Dirigida pelo francês Didier Bezace, o texto de Hristo Boytchev (Bulgária) conta a vida num hospital psiquiátrico búlgaro, sediado num antigo monastério.
Um jovem médico chega ao hospital com a promessa de um futuro profissional promissor e se descobre totalmente sem recursos: não há enfermeiras, não há remédios, não há nem comida. Passa a viver com todas as privações, entre seus pacientes. De certo modo, é um pequeno retrato da própria Bulgária, país espremido entre a Iugoslávia e a Turquia.
Cada louco com a sua mania, brinca o ditado. A mania de um deles é se dizer surdo e "ler os lábios" do noticiário da TV, que não tem som. Todos os dias, conta a mesma notícia, com poucas adaptações: um grupo sérvio ataca tropas da ONU nas redondezas de Sarajevo, na Bósnia. As Nações Unidas decidem, então, enviar a ajuda humanitária por avião.

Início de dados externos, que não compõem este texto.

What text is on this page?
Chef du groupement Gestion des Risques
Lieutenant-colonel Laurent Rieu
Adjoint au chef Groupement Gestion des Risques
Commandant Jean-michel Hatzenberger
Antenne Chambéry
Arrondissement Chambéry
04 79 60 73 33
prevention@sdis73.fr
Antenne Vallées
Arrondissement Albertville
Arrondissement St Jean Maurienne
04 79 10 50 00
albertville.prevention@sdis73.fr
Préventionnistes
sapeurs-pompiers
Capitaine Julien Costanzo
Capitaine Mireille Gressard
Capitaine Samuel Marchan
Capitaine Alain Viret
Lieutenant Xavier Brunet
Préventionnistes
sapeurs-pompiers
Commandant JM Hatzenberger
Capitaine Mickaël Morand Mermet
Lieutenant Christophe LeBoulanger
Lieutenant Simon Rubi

Quando o médico já se acredita totalmente impotente, um pára-quedas com ajuda humanitária destinado aos bósnios cai na área do hospital. Ninguém sabe a razão do erro, mas as fardas do lote têm um efeito inesperado -um dos pacientes, até então mudo, passa a se dizer coronel e a organizar os outros pacientes.
O grupo ganha cargos, obrigações e coerência. O médico deixa a "experiência" seguir. Num ritmo crescente de organização, eles decidem formar uma nova República e se alistar nos batalhões de ajuda humanitária da ONU.
Para comunicar a decisão, pensam em utilizar o telefone do médico. Este, porém, "entra" na lógica dos pacientes -o telefone deve estar grampeado. A saída é enviar mensagens para ONU, Otan (Organização do Tratado do Atlântico Norte) e UE (União Européia) amarradas nos pés dos pássaros.
A resposta, no entanto, não vem. Quando o coronel já está desacreditado, um dos pacientes encontra um pássaro com uma etiqueta metálica típica de pesquisas ornitológicas.
O coronel, no entanto, a entende como uma mensagem -o 0101 gravado significa que eles devem partir em direção a Estrasburgo (sede do Parlamento Europeu) no dia 1º de janeiro.